Taput – Bupati Tapanuli Utara (Taput) Dr. Jonius Taripar Parsaoran (JTP) Hutabarat menegaskan komitmen Pemerintah Kabupaten Taput untuk terus bersinergi dengan Bank Sumut dalam memperkuat struktur permodalan dan meningkatkan kontribusi bank daerah bagi pembangunan wilayah. Hal tersebut disampaikannya dalam Rapat Umum Pemegang Saham Luar Biasa (RUPS-LB) PT Bank Sumut, Senin (24/11/2025).
Dalam rapat tersebut, JTP menilai bahwa penyertaan modal melalui skema aset (inbreng) merupakan langkah yang realistis dan strategis di tengah kondisi fiskal daerah yang sedang mengalami penyesuaian.
“Kebijakan penyertaan modal melalui skema aset merupakan langkah realistis dan strategis dalam kondisi fiskal daerah saat ini. Pemerintah Kabupaten Tapanuli Utara siap berkontribusi dan bersinergi agar Bank Sumut semakin kuat dan mampu memberikan manfaat yang lebih besar bagi pembangunan daerah,” ujar JTP.
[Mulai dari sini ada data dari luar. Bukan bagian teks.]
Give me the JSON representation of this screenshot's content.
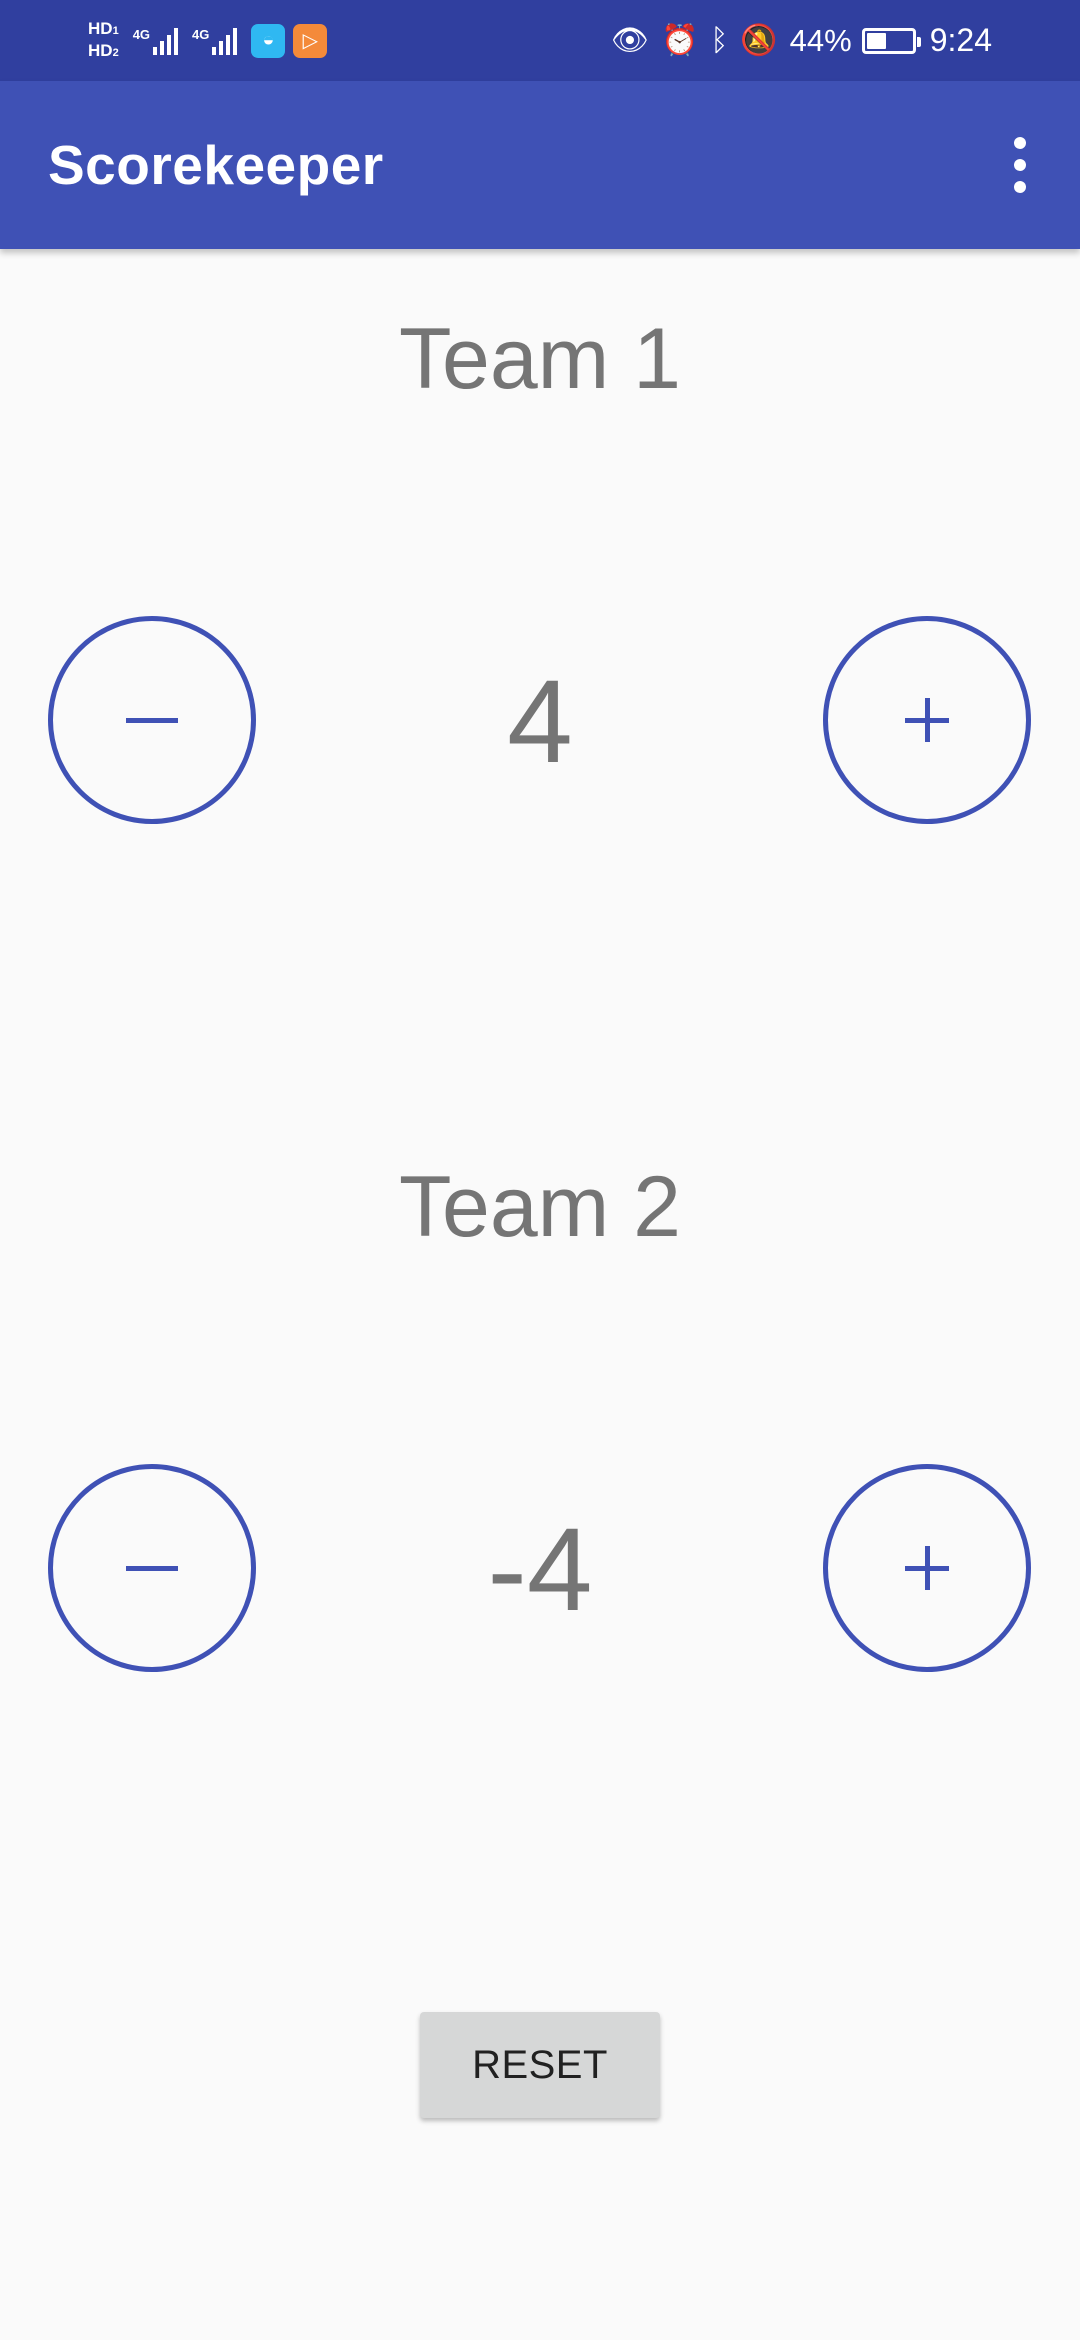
{
  "status_bar": {
    "sim1_label": "HD",
    "sim1_index": "1",
    "sim2_label": "HD",
    "sim2_index": "2",
    "network1": "4G",
    "network2": "4G",
    "battery_percent": "44%",
    "battery_level": 0.44,
    "time": "9:24",
    "icons": [
      "eye-icon",
      "alarm-icon",
      "bluetooth-icon",
      "notifications-off-icon"
    ],
    "app_icons": [
      "qq-browser-icon",
      "video-player-icon"
    ]
  },
  "app_bar": {
    "title": "Scorekeeper",
    "background": "#3f51b5",
    "status_background": "#303f9f"
  },
  "teams": [
    {
      "name": "Team 1",
      "score": "4"
    },
    {
      "name": "Team 2",
      "score": "-4"
    }
  ],
  "controls": {
    "minus_icon": "minus-icon",
    "plus_icon": "plus-icon",
    "accent_color": "#3f51b5"
  },
  "reset": {
    "label": "RESET"
  }
}
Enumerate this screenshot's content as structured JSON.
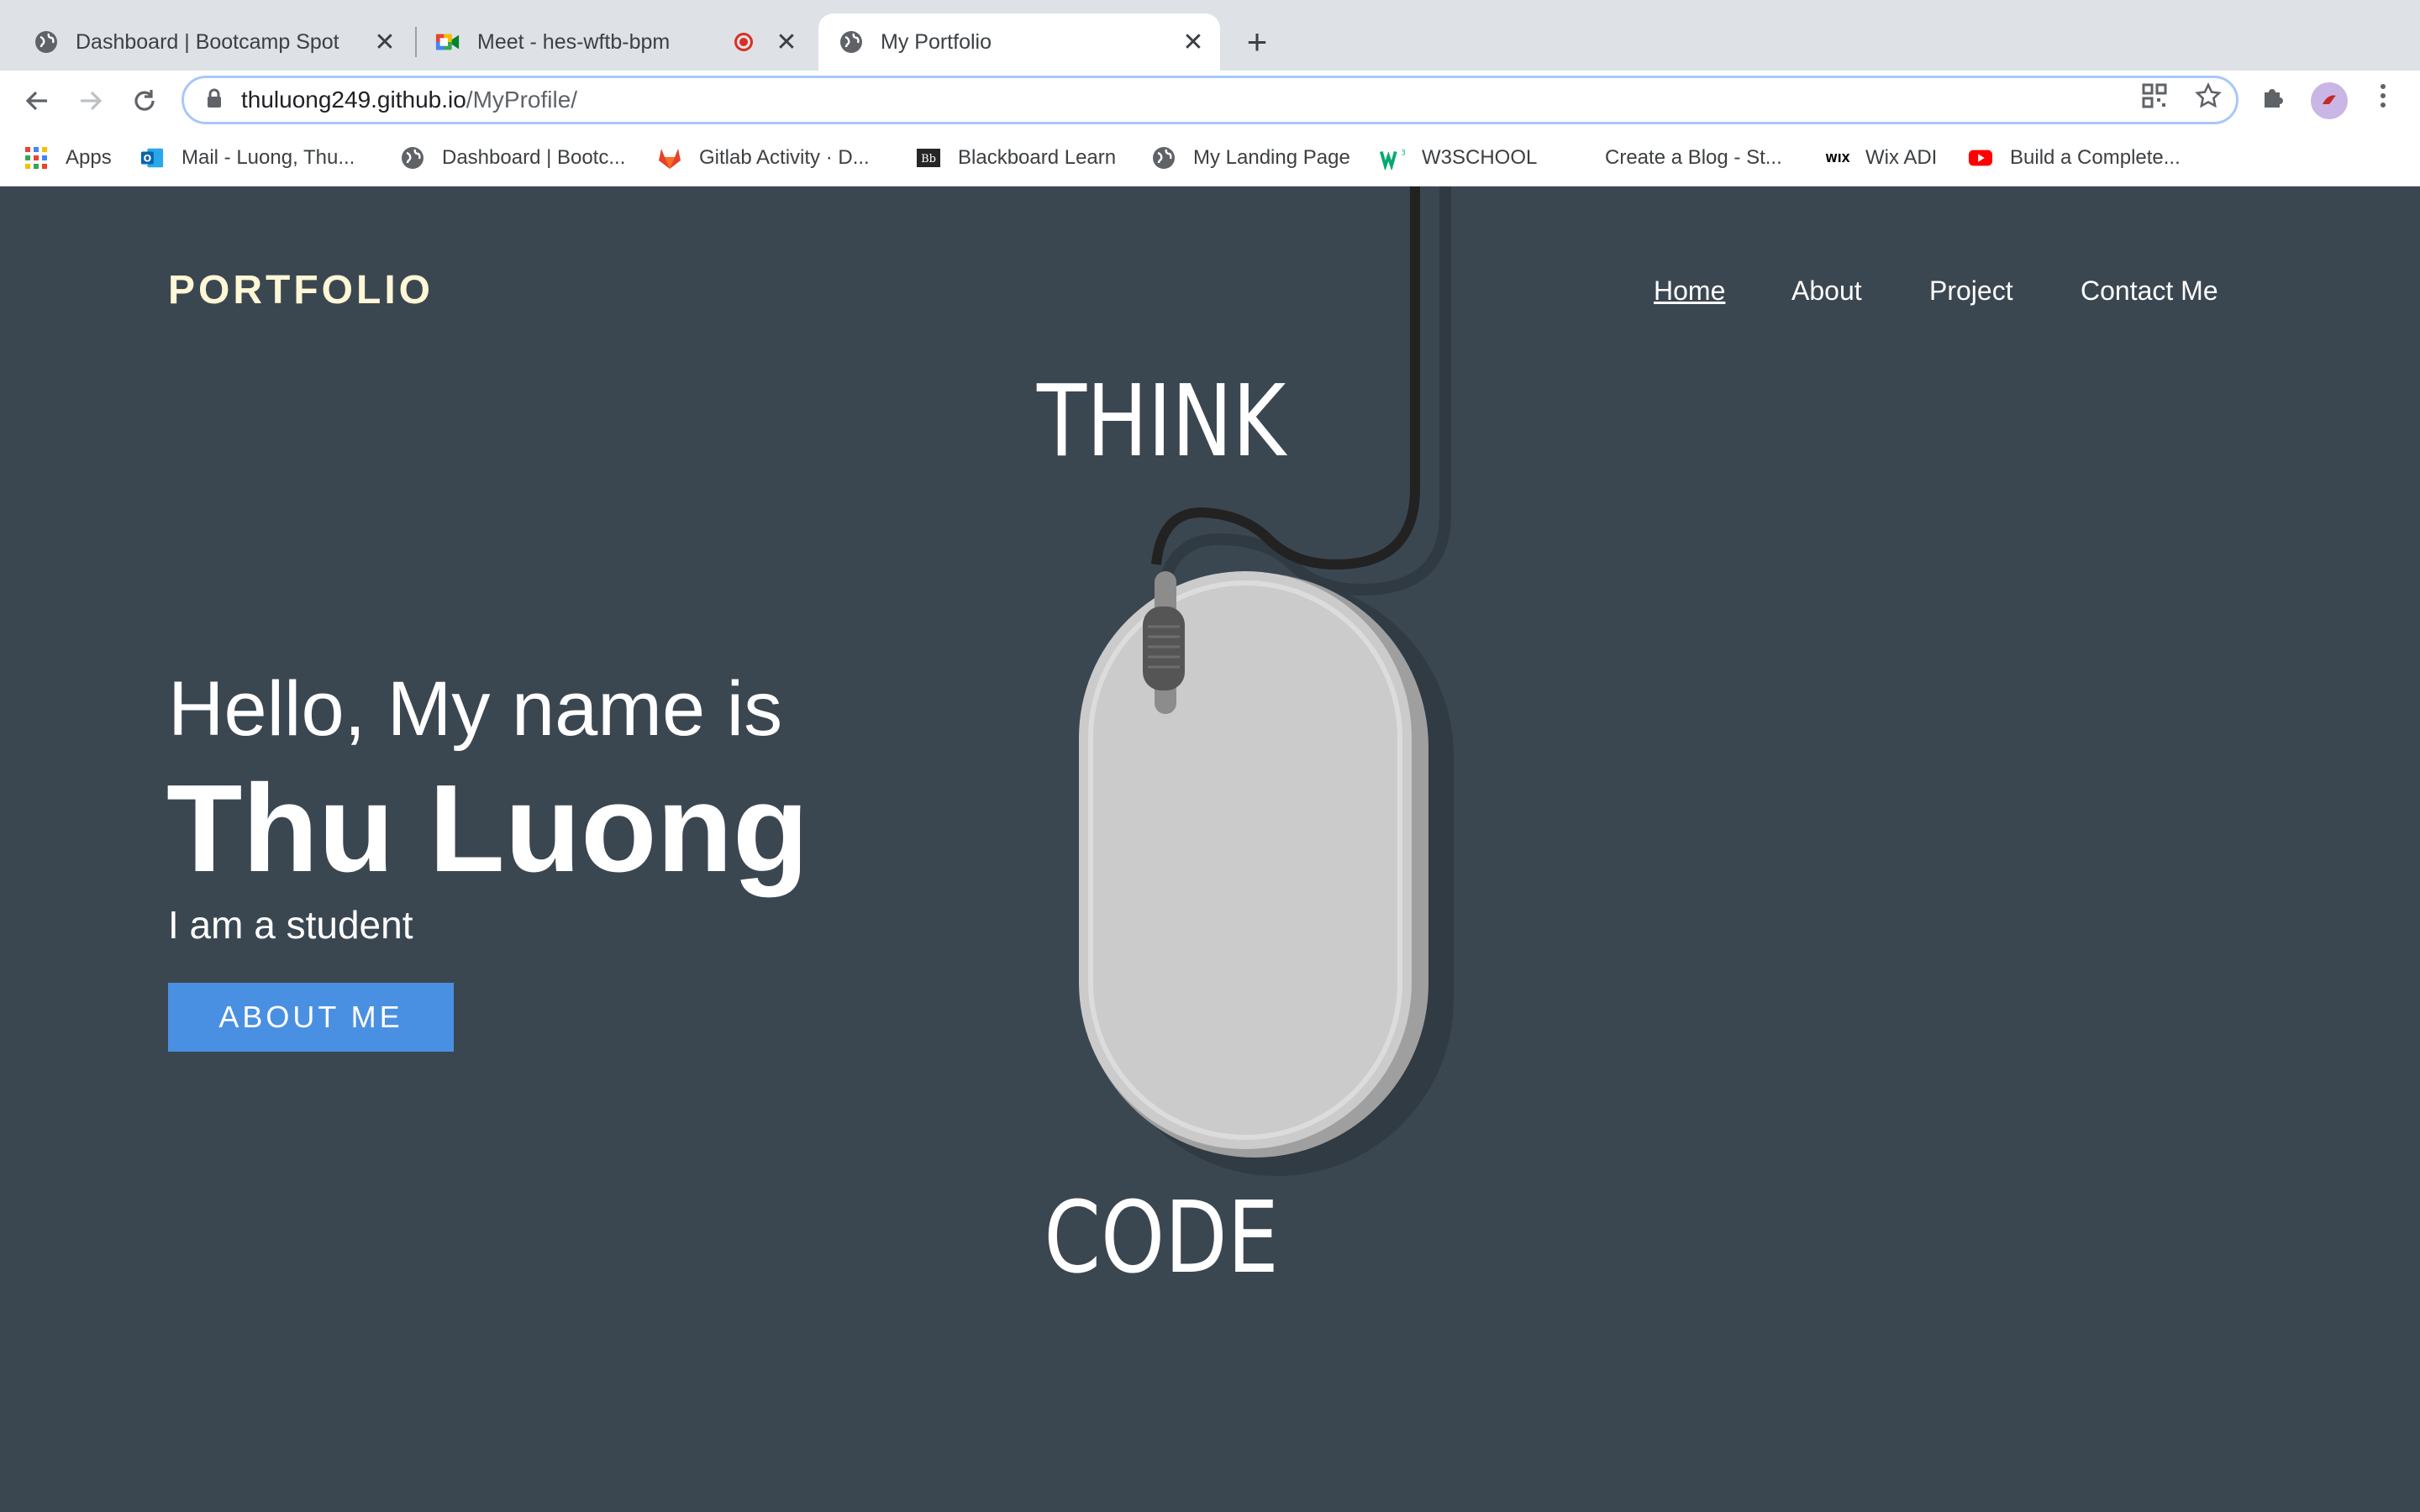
{
  "browser": {
    "tabs": [
      {
        "title": "Dashboard | Bootcamp Spot",
        "favicon": "globe-icon"
      },
      {
        "title": "Meet - hes-wftb-bpm",
        "favicon": "google-meet-icon",
        "recording": true
      },
      {
        "title": "My Portfolio",
        "favicon": "globe-icon",
        "active": true
      }
    ],
    "url_host": "thuluong249.github.io",
    "url_path": "/MyProfile/",
    "bookmarks": [
      {
        "label": "Apps",
        "icon": "apps-grid-icon"
      },
      {
        "label": "Mail - Luong, Thu...",
        "icon": "outlook-icon"
      },
      {
        "label": "Dashboard | Bootc...",
        "icon": "globe-icon"
      },
      {
        "label": "Gitlab Activity · D...",
        "icon": "gitlab-icon"
      },
      {
        "label": "Blackboard Learn",
        "icon": "blackboard-icon"
      },
      {
        "label": "My Landing Page",
        "icon": "globe-icon"
      },
      {
        "label": "W3SCHOOL",
        "icon": "w3schools-icon"
      },
      {
        "label": "Create a Blog - St...",
        "icon": "blank-icon"
      },
      {
        "label": "Wix ADI",
        "icon": "wix-icon"
      },
      {
        "label": "Build a Complete...",
        "icon": "youtube-icon"
      }
    ]
  },
  "site": {
    "logo": "PORTFOLIO",
    "nav": [
      "Home",
      "About",
      "Project",
      "Contact Me"
    ],
    "intro": "Hello, My name is",
    "name": "Thu Luong",
    "role": "I am a student",
    "cta": "ABOUT ME",
    "art_top_text": "THINK",
    "art_bottom_text": "CODE"
  },
  "colors": {
    "page_bg": "#3b4750",
    "logo": "#fff7d6",
    "button": "#4a90e2",
    "mouse_body": "#cbcbcb"
  }
}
Gubernur Sumut: Penambahan Modal Tidak Harus Tunai, Bisa Berupa Aset
Gubernur Sumatera Utara (Gubsu) sekaligus pemegang saham pengendali, Muhammad Bobby Afif Nasution, dalam rapat tersebut menegaskan bahwa Pemerintah Provinsi memahami tantangan fiskal yang sedang dialami banyak daerah. Karena itu, opsi penyertaan modal dalam bentuk tunai dianggap tidak selalu memungkinkan.
“Kami memahami kondisi keuangan daerah hari ini sedang ada penyesuaian. Karena itu kami meminta agar penambahan modal diperbolehkan tidak dalam bentuk uang, tetapi berupa aset yang bisa dinilai oleh Bank Sumut dan OJK. Dan tadi disepakati, hal itu diperbolehkan,” tegas Bobby.
Bobby juga menyampaikan bahwa mekanisme inbreng memberi ruang bagi pemerintah daerah untuk tetap memenuhi kewajiban penyertaan modal tanpa membebani arus kas daerah.Dorong Penguatan KBMI Bank Sumut
Penyertaan modal dalam bentuk aset dinilai menjadi solusi untuk mempercepat pemenuhan kebutuhan modal Bank Sumut. Langkah ini penting untuk menjaga peningkatan kelas Kelompok Bank Modal Inti (KBMI).
Saat ini Bank Sumut berada pada kategori KBMI 1. Dengan penguatan permodalan yang berkelanjutan, bank daerah ini diharapkan lebih kompetitif dan adaptif menghadapi dinamika sektor keuangan.
Keputusan Rapat: Penyertaan Modal Lewat Aset Disetujui Bulat
Rapat yang digelar di Ruang Rapat Direksi Lantai III Gedung PT Bank Sumut dan dihadiri Bupati/Wali Kota serta para perwakilan pemegang saham se-Sumatera Utara menghasilkan keputusan penting terkait penguatan struktur permodalan perseroan.
Sebanyak 33 pemegang saham secara bulat menyetujui bahwa opsi penyertaan modal tidak lagi wajib berbentuk uang tunai, melainkan dapat berupa aset (inbreng) yang memenuhi standar penilaian Bank Sumut dan Otoritas Jasa Keuangan (OJK).
Also Read:Opsi tersebut dipilih sebagai respons atas tantangan fiskal yang dihadapi banyak pemerintah daerah.
Dalam rapat itu, para pemegang saham juga menyetujui pengangkatan sejumlah pejabat baru di tubuh Bank Sumut sebagai bagian dari langkah penguatan tata kelola perusahaan.